A secondary, but important point is also the variability in reward: Rs 50,000 for an international publication vs Rs 20,000 for a national publication. This disparity signals that policymakers themselves believe indigenously peer-reviewed science is not of high quality or competitive to publish in. Which begs the question – why are we funding two tiers of science in the country? 

Another way to examine the effectiveness of these recommendations would be to study China’s cash for publication” policy. While China has significantly increased publication output, this policy has also encouraged scientific malpractice and plagiarism. Notably, such schemes form part of a larger investment by the government into R & D, that reach levels of up to 6% of GDP. In contrast, our spending is just 0.7%. Thus, borrowing policies from China piecemeal may not work for us.

Finally, in linking publications and rewards, we must reflect on the type of signal this sends to our scientific community, not just students. By rewarding publications and patents, we will be assessing scientific research merely by the output of the discovery and not its impact. Because much of science in India is tax-payer funded, should public money be utilised to reward research articles that achieve little in terms of direct public benefit? 

Rather than unequivocally disparage the government’s effort to improve the quality of students we argue that we must appreciate this initiative, but tweak how it is executed. Perhaps publications should not be the sole criteria by which the quality of a good PhD student should be assessed. We generated a word cloud based on student comments on what they think are the qualities of a good PhD scholar. As the figure suggests, publications are one facet. Other skills include but are not limited to communication, designing experiments, ability to apply oneself to a problem. 

Word-cloud visualizing answers to the question "What do you think indicates "quality" in a doctoral student?"
Word-cloud visualizing answers to the question What do you think indicates quality” in a doctoral student?”

Rewarding students for such skills at the institutional level as well as in national competitions is not a new thought. The government is already active in this area — for e.g., the science-writing competition recently concluded by Vigyan Prasar (AWSAR).

We envision three broad categories: communication, innovation and entrepreneurship, which would reward skills such as tenacity, problem-solving, ability to self-learn (a biology student who becomes a coder; a mathematician who does bench science), initiating collaborations, extent of literature knowledge etc.
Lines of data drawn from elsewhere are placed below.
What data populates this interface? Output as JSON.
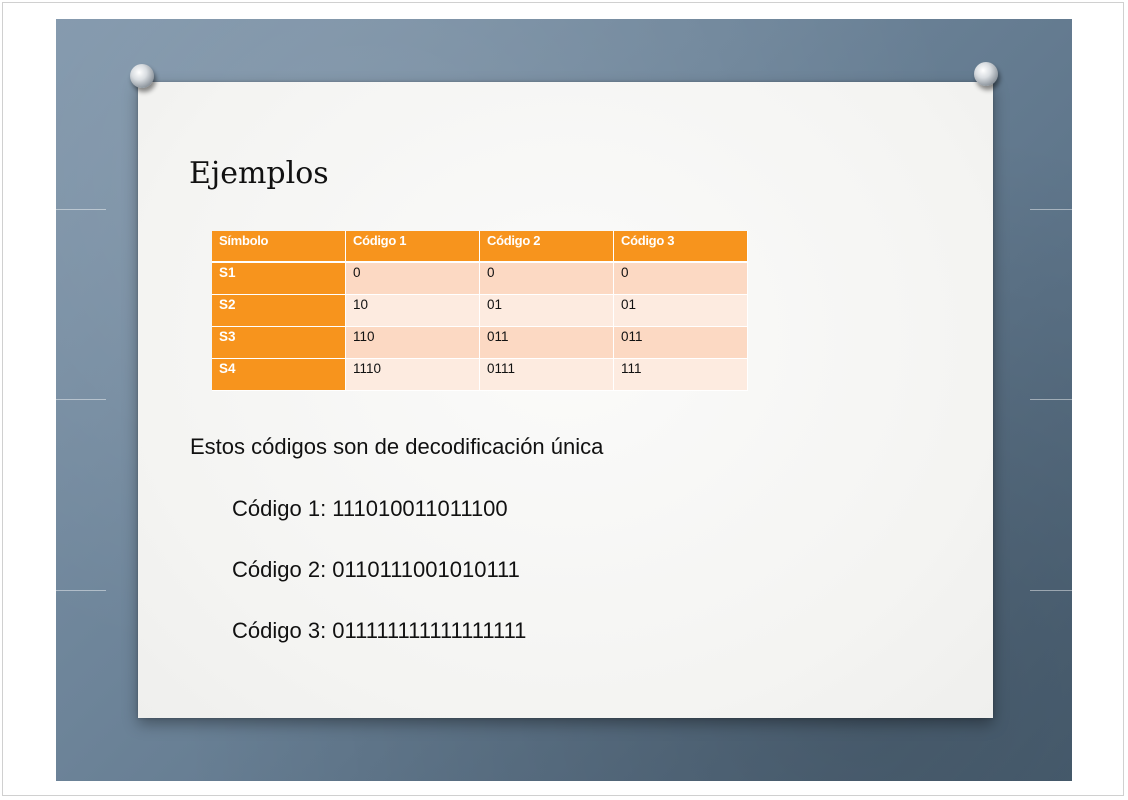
{
  "slide": {
    "title": "Ejemplos",
    "table": {
      "headers": [
        "Símbolo",
        "Código 1",
        "Código 2",
        "Código 3"
      ],
      "rows": [
        [
          "S1",
          "0",
          "0",
          "0"
        ],
        [
          "S2",
          "10",
          "01",
          "01"
        ],
        [
          "S3",
          "110",
          "011",
          "011"
        ],
        [
          "S4",
          "1110",
          "0111",
          "111"
        ]
      ]
    },
    "statement": "Estos códigos son de decodificación única",
    "examples": [
      "Código 1: 111010011011100",
      "Código 2: 0110111001010111",
      "Código 3: 011111111111111111"
    ]
  },
  "colors": {
    "header_orange": "#f7941d",
    "row_dark": "#fcd9c3",
    "row_light": "#fdebe0",
    "background_blue": "#6d8499"
  }
}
Ultimately, we must recognise these skills of doctoral students, as applied to their PhD, have as much to do with quality as patents and publications. 

The philosophy of these recommendations resonates with the way such policies are framed — by committees composed of experts at the peak of their career and with vast experience, but in the absence of the target stakeholders. Surely they also need to include the voices of the students and faculty that are directly going to be affected by the recommendations? Inclusion of all stakeholders in these issues will foster a feeling of a community which in the long-term would enable us to elevate the quality of our research. 

This article summarises our results from the student survey. We are now undertaking a survey of faculty for their opinion and suggestions for improvement on these recommendations. Hopefully, this would help our policymakers with formulating the recommendations, not just in content but also implementation. 

Survey details: We polled PhD students by circulating a link to students via email and social media. Responses between 62112 were collated for this article. The survey contained 5 questions which can be read here. We are happy to share the raw data upon request.